Jusqu'au 14 mai l'exposition Cabinet de dessins néerlandais. Le 18ème siècle - Collection des Musées royaux des Beaux-Arts de Belgique nous démontre qu'il n'y a pas seulement les artistes du Siècle d'or hollandais à admirer, mais aussi ceux du 18ème (une période allant ici de 1670 à 1820, de Gérard de Lairesse à Daniel Kerkhoff), dont les dessins exposés proviennent de la riche collection Jean de Grez, elle-même fruit des explorations et études de trois générations de collectionneurs installés à Breda. Après celui du Rijksmuseum à Amsterdam, cet ensemble de dessins conservés dans les Musées royaux des Beaux-Arts de Belgique nous donne la représentation la plus large du dessin néerlandais du 18ème siècle. Sur un ensemble de 1200 dessins, voici donc une fine sélection de 80 feuilles, témoignant d'évolutions thématiques et stylistiques durant ce 18ème siècle qui a marqué un engouement significatif pour la collection de gravures et dessins. Ne sont-ils pas en effet faciles à conserver sans prendre de place, un simple album devenant un cabinet merveilleux ? Et puis l'on assistait à un intérêt croissant pour l'éducation artistique, et des associations de dessins se créaient. Bref engouement, curiosité, émulation... Le dessin ne pouvait que s'en épanouir !

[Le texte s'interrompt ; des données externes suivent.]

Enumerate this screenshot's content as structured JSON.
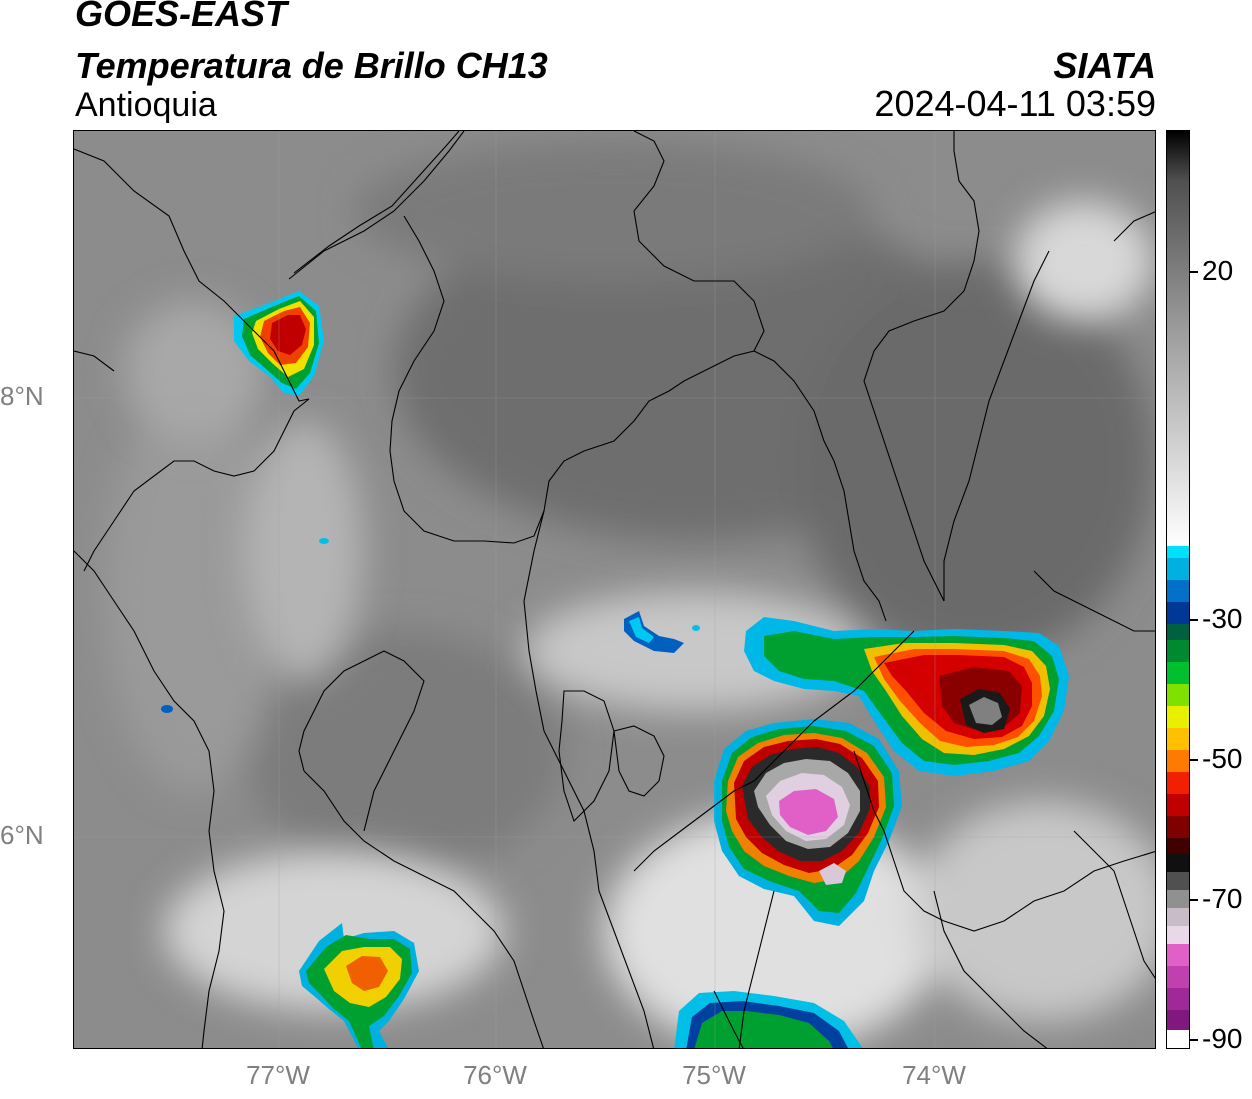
{
  "header": {
    "satellite": "GOES-EAST",
    "product": "Temperatura de Brillo CH13",
    "region": "Antioquia",
    "organization": "SIATA",
    "timestamp": "2024-04-11 03:59"
  },
  "map": {
    "lat_labels": [
      "8°N",
      "6°N"
    ],
    "lon_labels": [
      "77°W",
      "76°W",
      "75°W",
      "74°W"
    ]
  },
  "colorbar": {
    "labels": [
      "20",
      "-30",
      "-50",
      "-70",
      "-90"
    ],
    "colors": {
      "warm_gray": "#6e6e6e",
      "white": "#f4f4f4",
      "cyan": "#00d8f0",
      "blue": "#0030a0",
      "green": "#00b020",
      "yellow": "#f0e800",
      "orange": "#ff8c00",
      "red": "#e00000",
      "darkred": "#700000",
      "black": "#000000",
      "pink": "#e060c8",
      "purple": "#8a1a8a"
    }
  }
}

Même sans être spécialiste, le visiteur remarque ici la variété des techniques utilisées : plume, pierre noire, sanguine, pointe graphite, pinceau, encre, aquarelle, gouache, etc. Il note également et apprécie la multiplicité des sujets traités : natures mortes, scènes historiques, religieuses, mythologiques, allégories, scènes de genre, paysages, dessins d'animaux, d'architecture, etc. Et s'il fait un peu plus attention, il remarquera des intentions artistiques différentes, voire opposées. Par exemple à ces paysages italianisants et méridionaux idéalisés succèdent des vues réalistes de la Hollande paysanne...
Quand Vasari écrivait que le dessin est le père de tous les arts, il lui rendait un hommage ambigu, parce que s'il en rappelait l'absolue nécessité préparatoire pour la peinture, la sculpture, l'architecture, etc., il n'envisageait pas qu'il puisse être autonome, insouciant de paternité quelconque, et trouver sa finalité en lui-même. Un art... célibataire en quelque sorte, dont cette exposition nous montre maints registres dans lesquels il peut s'exercer.